Man spricht hier auch von Schlüsselerlebnissen, die letztendlich dazu führen, dass etwas als grundsätzlich positiv oder grundsätzlich negativ in unserem Kopf abgelegt wird. Zur Ermittlung solch kritischer Ereignisse hinterfragt der anonyme Hotelgast seine eigenen Empfindungen, aber auch die anderer Hotelgäste. Was genau ist passiert, dass die Situation als nicht zufriedenstellend empfunden wurde? Welches Verhalten des Mitarbeiters hat dazu geführt, dass ein hohes Maß an Unzufriedenheit entstand? Was hätte der Mitarbeiter tun müssen, um die Situation zu entschärfen, neutral zu halten oder ins Positive zu wandeln?

Gerade auf diesem Sektor der Messverfahren liegt die größte Herausforderung für den Hotelier und sein Team. Was heute ein positiv bewertetes Schlüsselerlebnis war, kann morgen bereits von demselben Gast - abhängig von dessen Tagesform - als Negativerfahrung gewertet werden. Zudem muss berücksichtigt werden, dass der Gast nach seinem ersten Aufenthalt die während dessen erlebte Servicequalität als Basis für zukünftige Besuche in diesem oder jenen Betrieb abspeichert.

Das heißt, stoße ich bei meinem ersten Besuch in einem Hotel auf besonders motivierte und freundliche Mitarbeiter, die sehr aufmerksam agieren, so bestimmt dies meine Grunderwartung, wenn ich das nächste Mal hier einchecke. Treffe ich dann auf Teammitglieder, die ihren Job nach Vorschrift (aber dennoch nicht schlecht) machen, so werde ich als Gast ausgesprochen enttäuscht sein und mich mit großer Wahrscheinlichkeit für die Zukunft von diesem Hotel abwenden – was angesichts der Konkurrenz und des ständigen (Preis-) Kampfes um den Gast nicht schwer fallen wird oder gar verwunderlich ist.

Problemorientierte Messverfahren fokussieren bei Quality Checks meist das Beschwerdemanagement. Der Tester überprüft dabei, ob es einfach ist, eine Beschwerde zu platzieren und wie mit der Annahme, Bearbeitung und Nachbearbeitung von Reklamationen umgegangen wird. Von hoher Wichtigkeit ist hierbei, wie neutral sich der Ansprechpartner verhält. Verurteilt er den reklamierenden Gast, weil dieser sich in einem Familienhotel über das laute Kinderlachen aus dem Nebenzimmer beschwert? Versucht er, sich für den technischen Defekt oder die fehlerhaft erbrachte Serviceleistung zu rechtfertigen? Wie lösungsorientiert geht der Mitarbeiter vor? Konnte das Gespräch in einer angenehmen Atmosphäre geführt werden, oder fand dies an der Rezeption, umringt von anderen Gästen und beobachtet von Teamkollegen statt?
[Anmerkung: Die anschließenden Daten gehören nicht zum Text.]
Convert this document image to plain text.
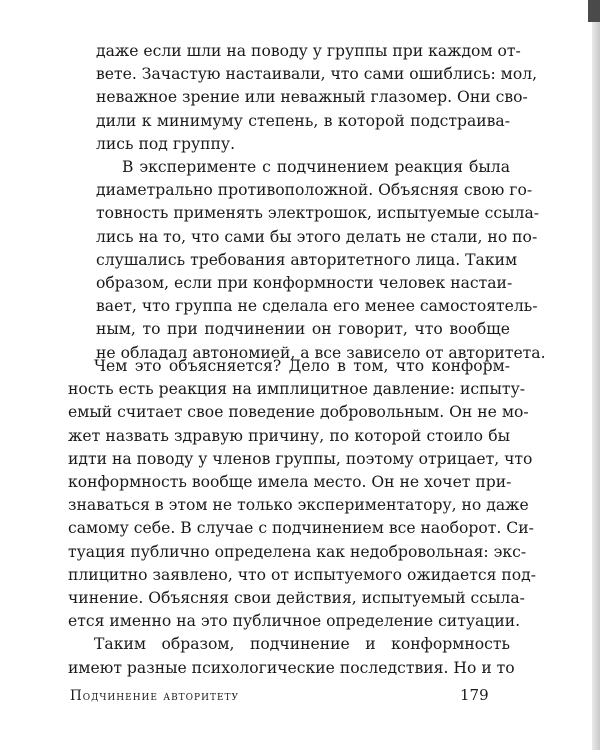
даже если шли на поводу у группы при каждом от-
вете. Зачастую настаивали, что сами ошиблись: мол,
неважное зрение или неважный глазомер. Они сво-
дили к минимуму степень, в которой подстраива-
лись под группу.
В эксперименте с подчинением реакция была
диаметрально противоположной. Объясняя свою го-
товность применять электрошок, испытуемые ссыла-
лись на то, что сами бы этого делать не стали, но по-
слушались требования авторитетного лица. Таким
образом, если при конформности человек настаи-
вает, что группа не сделала его менее самостоятель-
ным, то при подчинении он говорит, что вообще
не обладал автономией, а все зависело от авторитета.
Чем это объясняется? Дело в том, что конформ-
ность есть реакция на имплицитное давление: испыту-
емый считает свое поведение добровольным. Он не мо-
жет назвать здравую причину, по которой стоило бы
идти на поводу у членов группы, поэтому отрицает, что
конформность вообще имела место. Он не хочет при-
знаваться в этом не только экспериментатору, но даже
самому себе. В случае с подчинением все наоборот. Си-
туация публично определена как недобровольная: экс-
плицитно заявлено, что от испытуемого ожидается под-
чинение. Объясняя свои действия, испытуемый ссыла-
ется именно на это публичное определение ситуации.
Таким образом, подчинение и конформность
имеют разные психологические последствия. Но и то
Подчинение авторитету	179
Im Besonderen der Bereich des Beschwerdemanagements findet in vielen Betrieben noch zu wenig Beachtung. Ein Gast der sich beschwert, ist kein Nörgler oder unangenehmer Störfaktor. Vielmehr äußert er im Nachgang zu seinem Aufenthalt oder aber nach der Inanspruchnahme einer Leistung explizit einen Wunsch, dessen Erfüllung er zuvor schlichtweg vorausgesetzt hat. Diese Erwartungshaltung kommt nicht von ungefähr. Meist forderte das Hotel selbst sie heraus. Dies geschieht durch Superlativen, die zum Beispiel in der Beschreibung des Produkts verwendet werden, oder durch Fotos, die ein völlig anderes Bild vermitteln, als das, welches der Gast vor Ort vorfindet. Das Gros der Beschwerden ist also hausgemacht.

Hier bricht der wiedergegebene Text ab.